Subject: Re: understanding scaling factors for % and EM
At 23:17 -0500 9/29/02, John A. Lewis wrote:
Hello Timothy,
Sunday, September 29, 2002, 9:27:19 PM, you wrote:

 I seem to recall someone (Eric?) awhile back saying that EM is not
 exactly %, i.e. .8em ~= 80%

I'm sure em and % have differences; I just don't know what they are.

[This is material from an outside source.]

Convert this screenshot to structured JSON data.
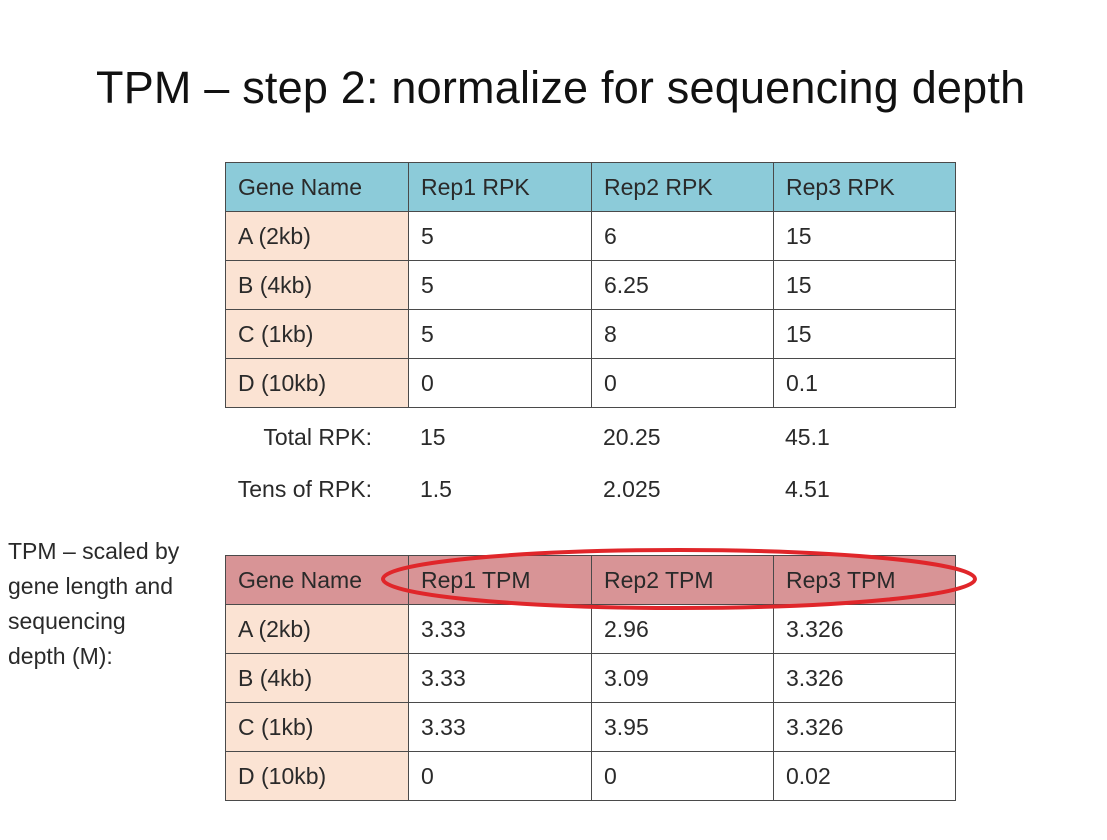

In terms of font size, ems and percentages act exactly the same. The only difference is in the way they're expressed-- sort of like the difference between 1000 meters and a kilometer, if you see what I mean.
   So the following two rules are exactly equivalent:

   p {font-size: 0.8em;}
   p {font-size: 80%;}

...and if I ever said differently, I must have been smoking crack. A lot of it. Now, there may be differences in how browsers deal with ems and/or percentages, especially really old ones like IE3. That I won't try to deny, as there are some brain cells in the far back of my skull that seem to hold a dim memory of such things. In any halfway decent CSS-supporting browser, though, there should be no difference at all.

--
Eric A. Meyer (http://www.meyerweb.com/eric/), List Chaperone
"CSS is much too interesting and elegant to be not taken seriously."